A grown woman struggling to make her way in Los Angeles as an actress, Styron can now see her father with the fullness of vision missing from earlier chapters. Anyone familiar with mental illness will identify with her “almost surreal sensation of watching, up ahead of me, my once imposing father shuffle sadly down the sterile hallway, toward the locked door of the mental ward.”

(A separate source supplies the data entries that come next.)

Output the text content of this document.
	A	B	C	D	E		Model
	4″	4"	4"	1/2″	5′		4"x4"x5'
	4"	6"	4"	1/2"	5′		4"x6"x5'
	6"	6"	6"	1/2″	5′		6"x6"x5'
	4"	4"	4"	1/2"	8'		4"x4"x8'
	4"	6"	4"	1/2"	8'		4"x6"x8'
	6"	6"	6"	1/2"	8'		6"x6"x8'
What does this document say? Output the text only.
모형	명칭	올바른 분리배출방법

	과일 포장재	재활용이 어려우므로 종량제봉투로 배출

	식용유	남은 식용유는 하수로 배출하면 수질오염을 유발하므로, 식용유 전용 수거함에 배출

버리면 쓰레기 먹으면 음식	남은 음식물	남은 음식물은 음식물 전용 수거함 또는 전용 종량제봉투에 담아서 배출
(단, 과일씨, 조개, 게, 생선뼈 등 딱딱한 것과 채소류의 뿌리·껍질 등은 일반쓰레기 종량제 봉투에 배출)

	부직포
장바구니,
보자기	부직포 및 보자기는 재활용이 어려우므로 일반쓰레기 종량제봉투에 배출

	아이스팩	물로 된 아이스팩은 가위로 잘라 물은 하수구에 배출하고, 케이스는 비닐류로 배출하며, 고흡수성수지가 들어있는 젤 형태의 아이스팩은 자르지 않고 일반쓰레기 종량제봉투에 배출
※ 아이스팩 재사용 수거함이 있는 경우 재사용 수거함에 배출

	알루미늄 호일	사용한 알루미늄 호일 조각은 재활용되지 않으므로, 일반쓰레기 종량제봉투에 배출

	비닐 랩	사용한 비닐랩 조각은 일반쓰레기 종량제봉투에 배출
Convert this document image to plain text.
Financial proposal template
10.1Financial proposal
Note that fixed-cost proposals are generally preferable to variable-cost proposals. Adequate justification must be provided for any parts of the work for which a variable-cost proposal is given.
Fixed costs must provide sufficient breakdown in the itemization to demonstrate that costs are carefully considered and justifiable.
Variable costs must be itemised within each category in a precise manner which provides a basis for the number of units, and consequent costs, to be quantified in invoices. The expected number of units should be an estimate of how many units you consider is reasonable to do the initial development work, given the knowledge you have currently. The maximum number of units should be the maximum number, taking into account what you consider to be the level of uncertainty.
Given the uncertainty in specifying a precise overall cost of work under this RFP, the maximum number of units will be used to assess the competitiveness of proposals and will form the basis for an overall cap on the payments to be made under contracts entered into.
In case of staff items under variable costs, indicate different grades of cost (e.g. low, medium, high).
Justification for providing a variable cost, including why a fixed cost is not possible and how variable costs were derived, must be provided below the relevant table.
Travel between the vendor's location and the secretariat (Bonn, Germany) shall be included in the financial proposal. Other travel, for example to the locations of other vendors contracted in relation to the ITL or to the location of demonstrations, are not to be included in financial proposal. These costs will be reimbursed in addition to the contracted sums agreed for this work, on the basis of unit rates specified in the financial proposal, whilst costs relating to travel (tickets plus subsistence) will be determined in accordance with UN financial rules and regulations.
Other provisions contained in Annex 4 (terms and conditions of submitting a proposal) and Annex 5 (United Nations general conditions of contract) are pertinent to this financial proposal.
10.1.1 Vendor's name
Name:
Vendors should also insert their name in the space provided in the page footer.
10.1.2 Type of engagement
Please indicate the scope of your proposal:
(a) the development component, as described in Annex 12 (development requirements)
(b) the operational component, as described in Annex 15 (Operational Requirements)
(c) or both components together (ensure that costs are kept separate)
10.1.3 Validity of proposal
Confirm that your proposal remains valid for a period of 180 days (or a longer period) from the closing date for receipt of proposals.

There follow fifteen calmer years of Styron “squarely looking at himself,” writing finally about his own past in the story collection A Tidewater Morning. But while self-knowledge is restorative, it is hardly an armor. In 2000, depression again bowls him over. There are poignant scenes in Reading My Father of Styron panicking on an airplane, sinking into paranoid delusions (“I wonder if any of these hotels has a direct line to the Vatican”), berating his daughters as “sluts.” Finding her father “essentially ungovernable” until electroconvulsive therapy provides relief, Styron gives a refreshingly unvarnished account of how frustrating it is to play caretaker to madness.
But maybe Styron’s mind gave out only because it had been so completely engrossed in the creative process for so long. There is a lesson in Reading My Father for today’s writers, weaned as they are on the MFA’s anodyne comforts: “Writing is a matter…[of] dogging yourself to death,” he once said. They don’t teach that in workshop.